On January 3, 1957, Dalip Singh Saund stepped into the United States House of Representatives and our history books as the first Asian American to serve in the United States Congress. He would serve until January of 1963 when a debilitating stroke left him unable to speak or walk without assistance. He paved the way for people of South Asian descent to become American citizens.

Dalip Saund was born in Chhajulwadi, Punjab Province, India, on September 20, 1899. He received his bachelors degree in Mathematics from the University of Punjab in 1919 and came to the United States in 1920 initially to study agriculture at UC Berkeley. He earned both a master’s degree and Ph.D. in mathematics and graduated in 1924. He decided to stay in the U.S. and became a lettuce farmer in the Imperial Valley of California.

Saund organized the India Association of America which campaigned to end naturalization restrictions against South Asians living in the U.S. The campaign was a success in 1946 when President Harry Truman signed the Luce-Celler Act.
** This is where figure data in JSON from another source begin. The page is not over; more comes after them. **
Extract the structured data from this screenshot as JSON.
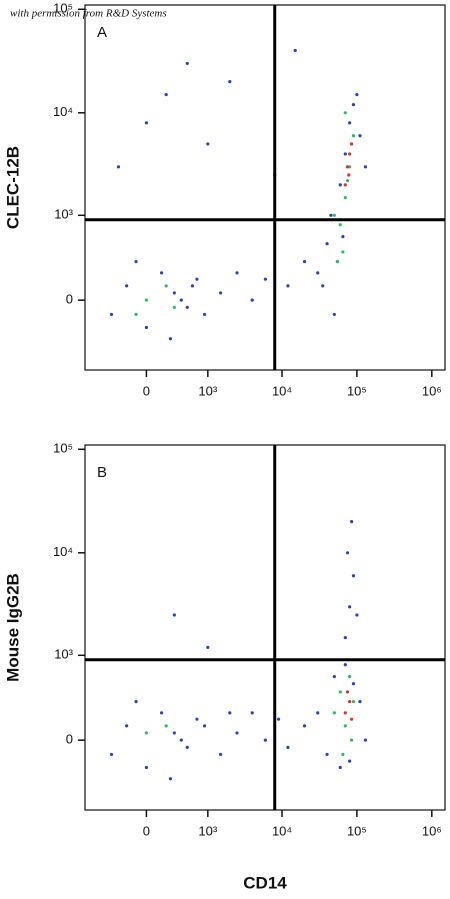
{
  "watermark": "with permission from R&D Systems",
  "chart_data": [
    {
      "type": "scatter",
      "scale": "biexponential",
      "panel": "A",
      "ylabel": "CLEC-12B",
      "xlim": [
        -1000,
        1500000
      ],
      "ylim": [
        -700,
        110000
      ],
      "xticks": [
        0,
        {
          "value": 1000,
          "label": "10³"
        },
        {
          "value": 10000,
          "label": "10⁴"
        },
        {
          "value": 100000,
          "label": "10⁵"
        },
        {
          "value": 1000000,
          "label": "10⁶"
        }
      ],
      "yticks": [
        0,
        {
          "value": 1000,
          "label": "10³"
        },
        {
          "value": 10000,
          "label": "10⁴"
        },
        {
          "value": 100000,
          "label": "10⁵"
        }
      ],
      "gates": {
        "x": 8000,
        "y": 900
      },
      "series": [
        {
          "color": "#2744b8",
          "x": [
            -400,
            -200,
            0,
            150,
            300,
            500,
            700,
            -100,
            250,
            400,
            600,
            900,
            1500,
            2500,
            4000,
            6000,
            12000,
            20000,
            -300,
            0,
            200,
            500,
            1000,
            2000,
            30000,
            40000,
            45000,
            50000,
            60000,
            70000,
            80000,
            90000,
            110000,
            130000,
            35000,
            55000,
            65000,
            100000,
            15000,
            8000
          ],
          "values": [
            -100,
            100,
            -200,
            200,
            50,
            -50,
            150,
            300,
            -300,
            0,
            100,
            -100,
            50,
            200,
            0,
            150,
            100,
            300,
            3000,
            8000,
            15000,
            30000,
            5000,
            20000,
            200,
            500,
            1000,
            -100,
            2000,
            4000,
            8000,
            12000,
            6000,
            3000,
            100,
            300,
            600,
            15000,
            40000,
            2500
          ]
        },
        {
          "color": "#2fb86a",
          "x": [
            60000,
            70000,
            80000,
            65000,
            75000,
            90000,
            55000,
            85000,
            50000,
            70000,
            0,
            200,
            -100,
            300
          ],
          "values": [
            800,
            1500,
            3000,
            400,
            2200,
            6000,
            300,
            5000,
            1000,
            10000,
            0,
            100,
            -100,
            -50
          ]
        },
        {
          "color": "#e03020",
          "x": [
            70000,
            75000,
            80000,
            85000,
            78000
          ],
          "values": [
            2000,
            3000,
            4000,
            5000,
            2500
          ]
        }
      ]
    },
    {
      "type": "scatter",
      "scale": "biexponential",
      "panel": "B",
      "ylabel": "Mouse IgG2B",
      "xlabel": "CD14",
      "xlim": [
        -1000,
        1500000
      ],
      "ylim": [
        -700,
        110000
      ],
      "xticks": [
        0,
        {
          "value": 1000,
          "label": "10³"
        },
        {
          "value": 10000,
          "label": "10⁴"
        },
        {
          "value": 100000,
          "label": "10⁵"
        },
        {
          "value": 1000000,
          "label": "10⁶"
        }
      ],
      "yticks": [
        0,
        {
          "value": 1000,
          "label": "10³"
        },
        {
          "value": 10000,
          "label": "10⁴"
        },
        {
          "value": 100000,
          "label": "10⁵"
        }
      ],
      "gates": {
        "x": 8000,
        "y": 900
      },
      "series": [
        {
          "color": "#2744b8",
          "x": [
            -400,
            -200,
            0,
            150,
            300,
            500,
            700,
            -100,
            250,
            400,
            900,
            1500,
            2500,
            4000,
            6000,
            9000,
            12000,
            20000,
            30000,
            40000,
            50000,
            60000,
            70000,
            80000,
            90000,
            110000,
            130000,
            70000,
            80000,
            90000,
            75000,
            85000,
            100000,
            300,
            1000,
            2000
          ],
          "values": [
            -100,
            100,
            -200,
            200,
            50,
            -50,
            150,
            300,
            -300,
            0,
            100,
            -100,
            50,
            200,
            0,
            150,
            -50,
            100,
            200,
            -100,
            600,
            -200,
            800,
            -150,
            500,
            300,
            0,
            1500,
            3000,
            6000,
            10000,
            20000,
            2500,
            2500,
            1200,
            200
          ]
        },
        {
          "color": "#2fb86a",
          "x": [
            50000,
            60000,
            70000,
            80000,
            90000,
            65000,
            85000,
            0,
            200
          ],
          "values": [
            200,
            400,
            100,
            600,
            300,
            -100,
            0,
            50,
            100
          ]
        },
        {
          "color": "#e03020",
          "x": [
            70000,
            80000,
            75000,
            85000
          ],
          "values": [
            200,
            300,
            400,
            150
          ]
        }
      ]
    }
  ]
}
Saund took the oath of citizenship on December 16, 1949.

Less than a year later, he was elected as justice of peace for Westmorland Township, CA, but because he had not been a citizen for a full year, he was denied the seat. He ran again in 1952 and won serving as justice of peace until January 1, 1957 when he resigned to take his job as U.S. Representative of California.

This is just a brief snap shot of the life and career of Dalip Saund. There’s a much more extensive biography at the PBS site for their Roots in the Sand documentary which is where I found the materials for this post. I’m kind of amazed that there was a specific prohibition against South Asians becoming citizens. Our history kind of weirds me out sometimes.

Source: PBS – Roots in the Sand, Triumph and Tragedy of Dalip Saund, and Biographical Directory of the United States Congress

  • haddyDrow

    He looks like Phoenix Wright! :D

  • http://cocktailchem.blogspot.com Jordan

    I’m from Seattle, so Asian bias doesn’t particularly surprise me, even if it saddens me. The 1886 riot is rightly infamous. State and federal troops had to be brought in to break up the rioters and no compensation was ever paid to the victims of the rioting.


    Re: the weirdness, reading a bit more about the Luce-Celler act, it’s rather odd to find out that people from India had been classified as ‘caucasian’ but not ‘white’ since 1923.